I swallowed. I had my own trolls—you can’t be publicly trans without attracting transphobes—but by and large my haters expressed disgust, not threats. They didn’t doxx me. They just let me know how much my existence squicked them out. That was male privilege: even trans men took less abuse online than women.
“This guy is basically the leader of a domestic terrorist cell.” Laney’s eyes burned through me. “He’s a rich little white boy with enough resentment and free time to ruin the lives of girls who’ll never fuck him. Elliot Rodger is his personal hero. That guy who went on a shooting spree at UCSB and killed half a dozen people. Who wrote a misogynist manifesto saying rejections from girls made him do it. Probably the only reason Crito hasn’t shot up his college yet is because he’s having too much fun destroying girls’ sanity.”
So he targeted women who talked about toxic masculinity.
Women like my roommate.
Shit.
“Has he taken it beyond threats?” I said.

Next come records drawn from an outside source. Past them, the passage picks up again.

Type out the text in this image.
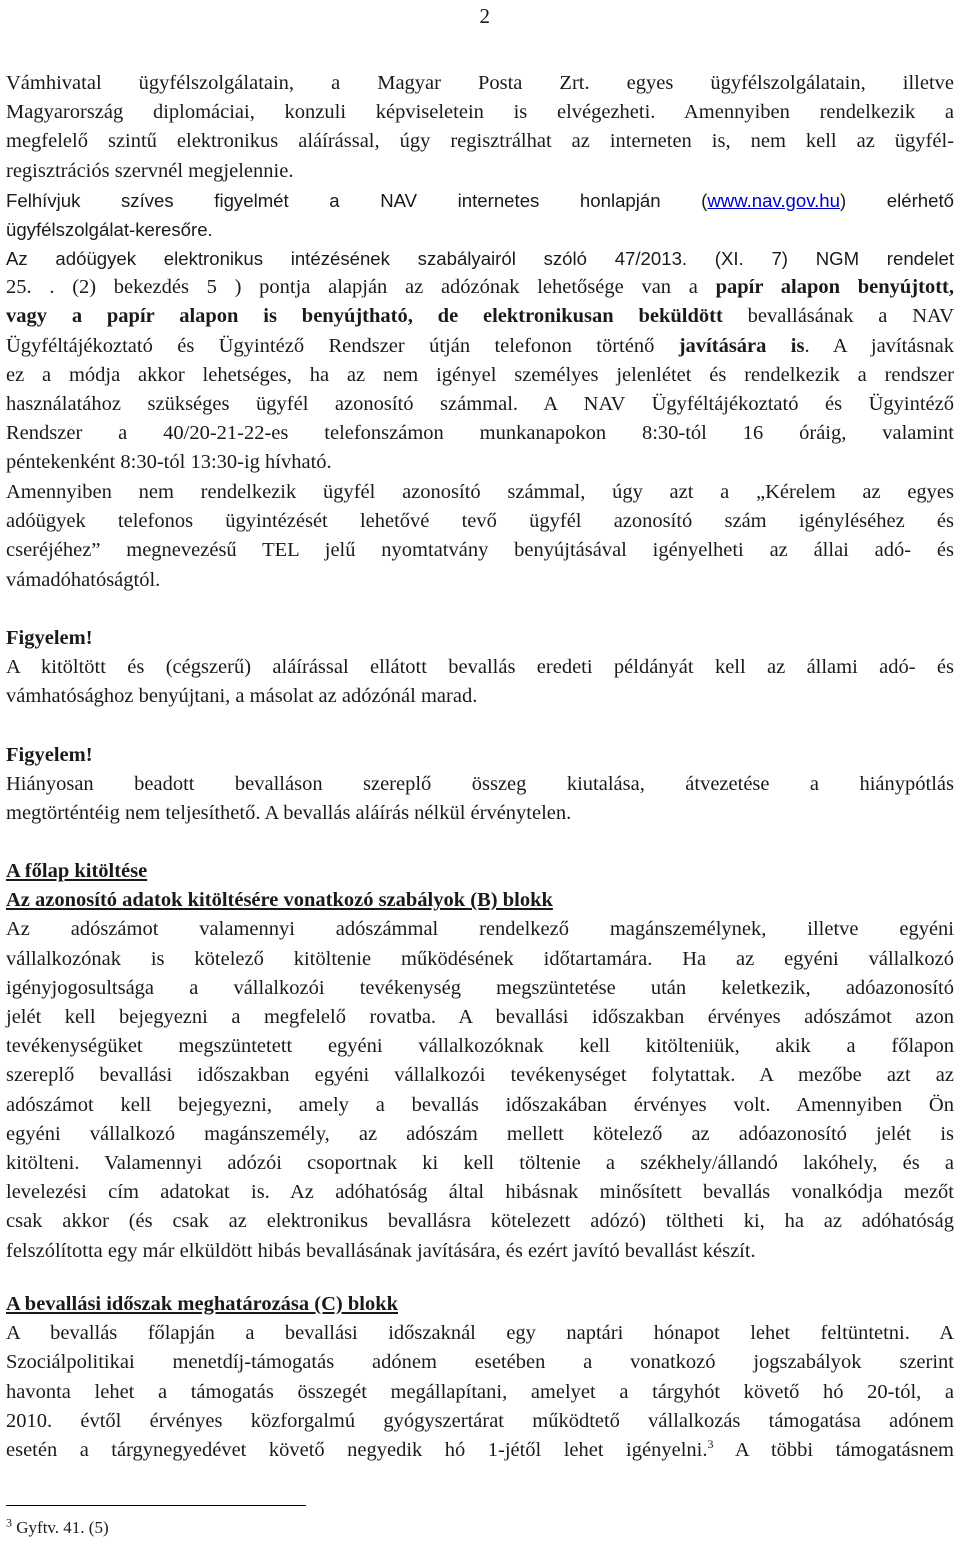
2
Vámhivatal ügyfélszolgálatain, a Magyar Posta Zrt. egyes ügyfélszolgálatain, illetve
Magyarország diplomáciai, konzuli képviseletein is elvégezheti. Amennyiben rendelkezik a
megfelelő szintű elektronikus aláírással, úgy regisztrálhat az interneten is, nem kell az ügyfél-
regisztrációs szervnél megjelennie.
Felhívjuk szíves figyelmét a NAV internetes honlapján (www.nav.gov.hu) elérhető
ügyfélszolgálat-keresőre.
Az adóügyek elektronikus intézésének szabályairól szóló 47/2013. (XI. 7) NGM rendelet
25. . (2) bekezdés 5 ) pontja alapján az adózónak lehetősége van a papír alapon benyújtott,
vagy a papír alapon is benyújtható, de elektronikusan beküldött bevallásának a NAV
Ügyféltájékoztató és Ügyintéző Rendszer útján telefonon történő javítására is. A javításnak
ez a módja akkor lehetséges, ha az nem igényel személyes jelenlétet és rendelkezik a rendszer
használatához szükséges ügyfél azonosító számmal. A NAV Ügyféltájékoztató és Ügyintéző
Rendszer a 40/20-21-22-es telefonszámon munkanapokon 8:30-tól 16 óráig, valamint
péntekenként 8:30-tól 13:30-ig hívható.
Amennyiben nem rendelkezik ügyfél azonosító számmal, úgy azt a „Kérelem az egyes
adóügyek telefonos ügyintézését lehetővé tevő ügyfél azonosító szám igényléséhez és
cseréjéhez” megnevezésű TEL jelű nyomtatvány benyújtásával igényelheti az állai adó- és
vámadóhatóságtól.
Figyelem!
A kitöltött és (cégszerű) aláírással ellátott bevallás eredeti példányát kell az állami adó- és
vámhatósághoz benyújtani, a másolat az adózónál marad.
Figyelem!
Hiányosan beadott bevalláson szereplő összeg kiutalása, átvezetése a hiánypótlás
megtörténtéig nem teljesíthető. A bevallás aláírás nélkül érvénytelen.
A főlap kitöltése
Az azonosító adatok kitöltésére vonatkozó szabályok (B) blokk
Az adószámot valamennyi adószámmal rendelkező magánszemélynek, illetve egyéni
vállalkozónak is kötelező kitöltenie működésének időtartamára. Ha az egyéni vállalkozó
igényjogosultsága a vállalkozói tevékenység megszüntetése után keletkezik, adóazonosító
jelét kell bejegyezni a megfelelő rovatba. A bevallási időszakban érvényes adószámot azon
tevékenységüket megszüntetett egyéni vállalkozóknak kell kitölteniük, akik a főlapon
szereplő bevallási időszakban egyéni vállalkozói tevékenységet folytattak. A mezőbe azt az
adószámot kell bejegyezni, amely a bevallás időszakában érvényes volt. Amennyiben Ön
egyéni vállalkozó magánszemély, az adószám mellett kötelező az adóazonosító jelét is
kitölteni. Valamennyi adózói csoportnak ki kell töltenie a székhely/állandó lakóhely, és a
levelezési cím adatokat is. Az adóhatóság által hibásnak minősített bevallás vonalkódja mezőt
csak akkor (és csak az elektronikus bevallásra kötelezett adózó) töltheti ki, ha az adóhatóság
felszólította egy már elküldött hibás bevallásának javítására, és ezért javító bevallást készít.
A bevallási időszak meghatározása (C) blokk
A bevallás főlapján a bevallási időszaknál egy naptári hónapot lehet feltüntetni. A
Szociálpolitikai menetdíj-támogatás adónem esetében a vonatkozó jogszabályok szerint
havonta lehet a támogatás összegét megállapítani, amelyet a tárgyhót követő hó 20-tól, a
2010. évtől érvényes közforgalmú gyógyszertárat működtető vállalkozás támogatása adónem
esetén a tárgynegyedévet követő negyedik hó 1-jétől lehet igényelni.$^3$ A többi támogatásnem
$^3$ Gyftv. 41. (5)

“He doesn’t have to. Threats are enough. They silence those girls.” Laney eyed us each in turn. “We’ve been letting this cancer grow in our city. We’ve let it hurt people we know. It ends tonight.”
“What do we know about him?” I said. “Where does he live, work? Who is he in real life?”
“I’ve been tracking him. Ellis is building a dossier.”
I frowned. “You’ve been tracking him? Personally?”
“I have eyes and ears in the city.”
“I’m your eyes and ears. You should have sent me, Lane.”
“I wanted to send you tonight.”
I flinched.
Blythe tossed her head, hair snapping around her shoulders in golden flames. “We know where he is, right? The rest of us can take him down. Cut off the head, and the body dies.”
“It’s not that simple,” Ellis said, eyeing her nervously. “Crito’s established a hierarchy. If he goes quiet, his minions will pick up where he left off.”
“Not if we make an example of him. What’s that phrase you Yanks love? ‘Shock and awe.’ ”
“We’re not taking it that far,” Armin said. “We don’t kill.”
Laney stared at him a long moment. “Right. We don’t.”